The Paediatric Emergency Medicine Association voted yesterday (Thursday September 17th) for legislation forcing the under-16s to wear a helmet. The Association is attempting to cut the number of children who suffer serious brain injuries, with claims that helmets will reduce direct skull impact.

The calls come after the British Medical Association (BMA) has been seeking to increase the voluntary use of helmets in children and adults.

Speaking to Channel 4 news yesterday, the Association of Paediatric Emergency Medicine’s Dr Ian Maconochie said: “The evidence is significant in terms of reducing direct brain injury at low impact velocity. The debate we had was extensive but the medical fraternity voted three to one in favour of having mandatory cycle helmet wearing.”

Dr Maconochie added: “It's estimated there are 90,000 accidents on the road every year in the UK involving bicycles and 100,000 off the road, 53 per cent of which involve children. In terms of traumatic brain injury about 52,000 children have suffered significant brain injury which requires additional support from the state so there are elements of how it affects society and individuals.”


The ‘compulsory helmets’ debate has been a hot topic for the cycle trade for some time, with high profile court cases spurring industry commentators to comment.
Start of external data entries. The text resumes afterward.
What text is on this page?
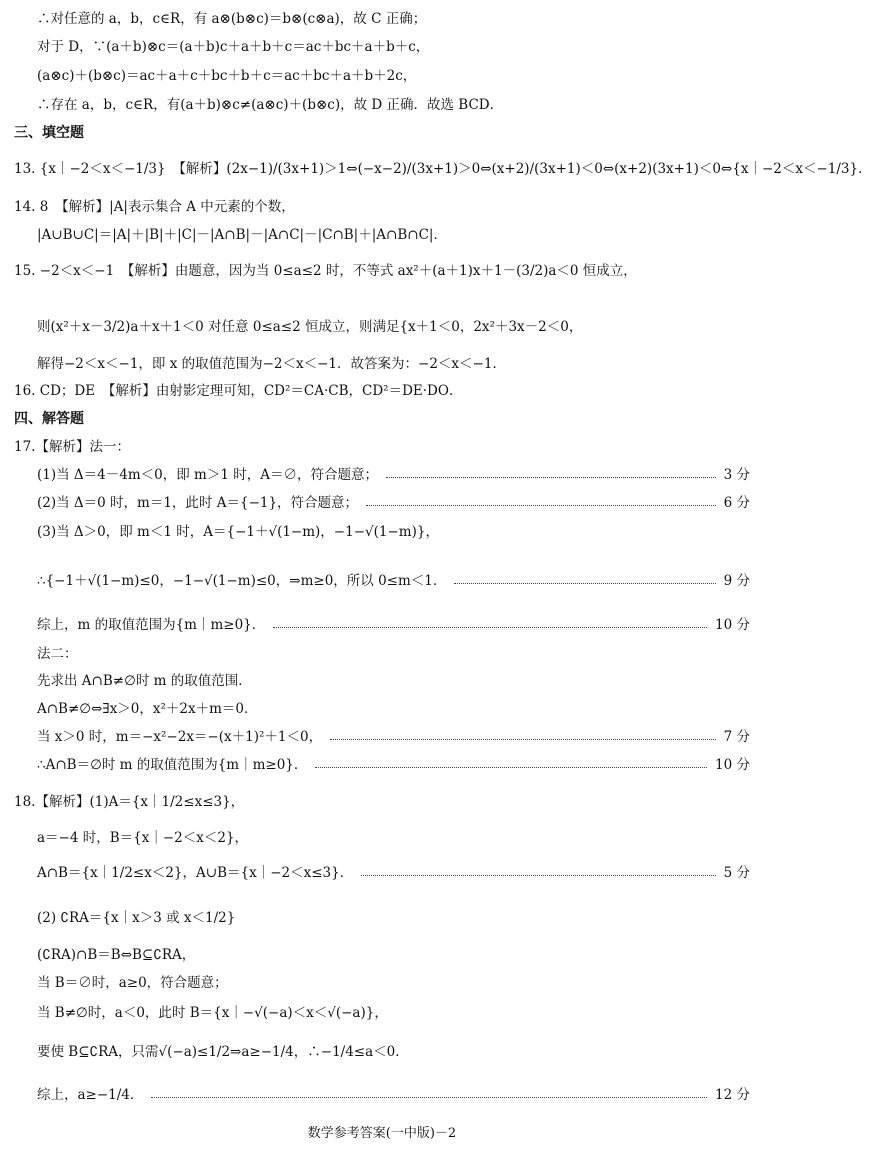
∴对任意的 a，b，c∈R，有 a⊗(b⊗c)＝b⊗(c⊗a)，故 C 正确；
对于 D，∵(a＋b)⊗c＝(a＋b)c＋a＋b＋c＝ac＋bc＋a＋b＋c，
(a⊗c)＋(b⊗c)＝ac＋a＋c＋bc＋b＋c＝ac＋bc＋a＋b＋2c，
∴存在 a，b，c∈R，有(a＋b)⊗c≠(a⊗c)＋(b⊗c)，故 D 正确．故选 BCD．
三、填空题
13. {x｜−2＜x＜−1/3}　【解析】(2x−1)/(3x+1)＞1⇔(−x−2)/(3x+1)＞0⇔(x+2)/(3x+1)＜0⇔(x+2)(3x+1)＜0⇔{x｜−2＜x＜−1/3}．
14. 8　【解析】|A|表示集合 A 中元素的个数，
|A∪B∪C|＝|A|＋|B|＋|C|－|A∩B|－|A∩C|－|C∩B|＋|A∩B∩C|．
15. −2＜x＜−1　【解析】由题意，因为当 0≤a≤2 时，不等式 ax²＋(a＋1)x＋1－(3/2)a＜0 恒成立，
则(x²＋x－3/2)a＋x＋1＜0 对任意 0≤a≤2 恒成立，则满足{x＋1＜0，2x²＋3x－2＜0，
解得−2＜x＜−1，即 x 的取值范围为−2＜x＜−1．故答案为：−2＜x＜−1．
16. CD；DE　【解析】由射影定理可知，CD²＝CA·CB，CD²＝DE·DO．
四、解答题
17.【解析】法一：
(1)当 Δ＝4－4m＜0，即 m＞1 时，A＝∅，符合题意；	3 分
(2)当 Δ＝0 时，m＝1，此时 A＝{−1}，符合题意；	6 分
(3)当 Δ＞0，即 m＜1 时，A＝{−1＋√(1−m)，−1−√(1−m)}，
∴{−1＋√(1−m)≤0，−1−√(1−m)≤0，⇒m≥0，所以 0≤m＜1．	9 分
综上，m 的取值范围为{m｜m≥0}．	10 分
法二：
先求出 A∩B≠∅时 m 的取值范围．
A∩B≠∅⇔∃x＞0，x²＋2x＋m＝0．
当 x＞0 时，m＝−x²−2x＝−(x＋1)²＋1＜0，	7 分
∴A∩B＝∅时 m 的取值范围为{m｜m≥0}．	10 分
18.【解析】(1)A＝{x｜1/2≤x≤3}，
a＝−4 时，B＝{x｜−2＜x＜2}，
A∩B＝{x｜1/2≤x＜2}，A∪B＝{x｜−2＜x≤3}．	5 分
(2) ∁RA＝{x｜x＞3 或 x＜1/2}
(∁RA)∩B＝B⇔B⊆∁RA，
当 B＝∅时，a≥0，符合题意；
当 B≠∅时，a＜0，此时 B＝{x｜−√(−a)＜x＜√(−a)}，
要使 B⊆∁RA，只需√(−a)≤1/2⇒a≥−1/4，∴−1/4≤a＜0．
综上，a≥−1/4．	12 分
数学参考答案(一中版)－2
Parts of the cycle press have had their say on the debate too, including Cycling Plus editor Rob Spedding, who has called for definitive research into the subject:

“Obviously we’re all for safe riding but there’s yet to be a definitive study which proves the argument either for or against helmet compulsion. I’ll readily admit that as a parent I do ensure that my daughter wears her helmet when she rides, and anecdotal evidence I’ve collected suggests that even parents who don’t wear helmets themselves tend to ensure that their children do. I think it’s more important that we encourage more children onto bikes.

"There is a real need for someone to produce the definitive scientific investigation which proves once and for all that compulsion is necessary.”